Digging Deeper Inside the Bass, with Steve Lawson.

Jul
02

The process I outlined in the previous blog post can be reversed when we start working on drawing musical information out of learning someone else’s music.

I often classify this loosely as active vs passive learning.

  • Passive learning leads us to learn the song we’re working on, play it like the original, tick that box and move on.
  • Active learning asks why the line is the way it is, what lead to it being like that, what the musical elements are the comprise it and how we can make them our own.

So from melodies, we can extract phrases – elements from within the tune or riff or bass-line that are transposable, that we can build variations on, that we can put into other music contexts, we can harmonise to create a different emotional layer on top of the now-unrecognisable line. We can draw out all kinds of material that we can then use in our own music, which hopefully is happening anyway as we build/find context in which to practice the phrases we’ve identified as existing within the melody.

And then, in order to make sure that our own musical prejudices and limitations don’t stop us from discovering the hidden gems in the phrases we found, we can process that material even further by way of applying our ‘parameter and permutation’ approach to the phrases, so see what other patterns are in there, which in turn lead us to less obvious phrases, leading back to melodies…

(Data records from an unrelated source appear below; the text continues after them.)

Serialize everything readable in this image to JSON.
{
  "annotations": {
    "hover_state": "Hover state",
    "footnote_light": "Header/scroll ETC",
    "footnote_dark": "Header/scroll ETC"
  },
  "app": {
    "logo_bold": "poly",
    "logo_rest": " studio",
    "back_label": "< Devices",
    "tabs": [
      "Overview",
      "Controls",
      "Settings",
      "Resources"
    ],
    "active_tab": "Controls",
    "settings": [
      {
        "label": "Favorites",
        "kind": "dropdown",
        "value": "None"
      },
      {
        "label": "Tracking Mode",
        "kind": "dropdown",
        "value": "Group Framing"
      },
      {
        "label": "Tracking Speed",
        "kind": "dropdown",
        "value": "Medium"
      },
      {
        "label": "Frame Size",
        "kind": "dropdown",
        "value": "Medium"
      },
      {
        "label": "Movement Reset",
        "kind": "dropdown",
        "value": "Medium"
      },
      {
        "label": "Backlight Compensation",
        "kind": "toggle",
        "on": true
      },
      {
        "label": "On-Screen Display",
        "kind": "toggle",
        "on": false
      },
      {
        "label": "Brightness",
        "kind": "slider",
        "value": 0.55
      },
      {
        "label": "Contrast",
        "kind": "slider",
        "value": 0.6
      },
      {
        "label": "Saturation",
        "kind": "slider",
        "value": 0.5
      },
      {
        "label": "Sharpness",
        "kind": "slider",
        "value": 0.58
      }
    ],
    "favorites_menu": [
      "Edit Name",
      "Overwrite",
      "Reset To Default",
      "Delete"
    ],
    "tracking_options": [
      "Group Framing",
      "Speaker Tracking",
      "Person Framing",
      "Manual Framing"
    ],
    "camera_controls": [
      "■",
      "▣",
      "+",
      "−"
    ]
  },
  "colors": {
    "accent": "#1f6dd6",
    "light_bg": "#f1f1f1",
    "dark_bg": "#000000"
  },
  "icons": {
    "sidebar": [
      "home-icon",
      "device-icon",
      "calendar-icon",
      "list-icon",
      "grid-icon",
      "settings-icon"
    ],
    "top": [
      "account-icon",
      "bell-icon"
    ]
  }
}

The combination of having a distinct process for turning ‘music’ into ‘my music’ with a learning approach that demands context for every exercise removes the need for a lot of the questions about ‘where’s the value in this?’ or ‘what’s the point?’ – if the value isn’t apparent in the specific thing you’re practicing, move on and try something else – there’s so much amazing music out there to be found, that spending hours frustrating yourself in exercises that have no apparent learning outcome is just a recipe for being put off the instrument.

By all means dig deep into complex and challenging music – understandable doesn’t mean ‘simple’ it just means that the nature of the outcome is somehow linked to the material being worked on, whoever seemingly complex or basic the start point.

Does that make sense?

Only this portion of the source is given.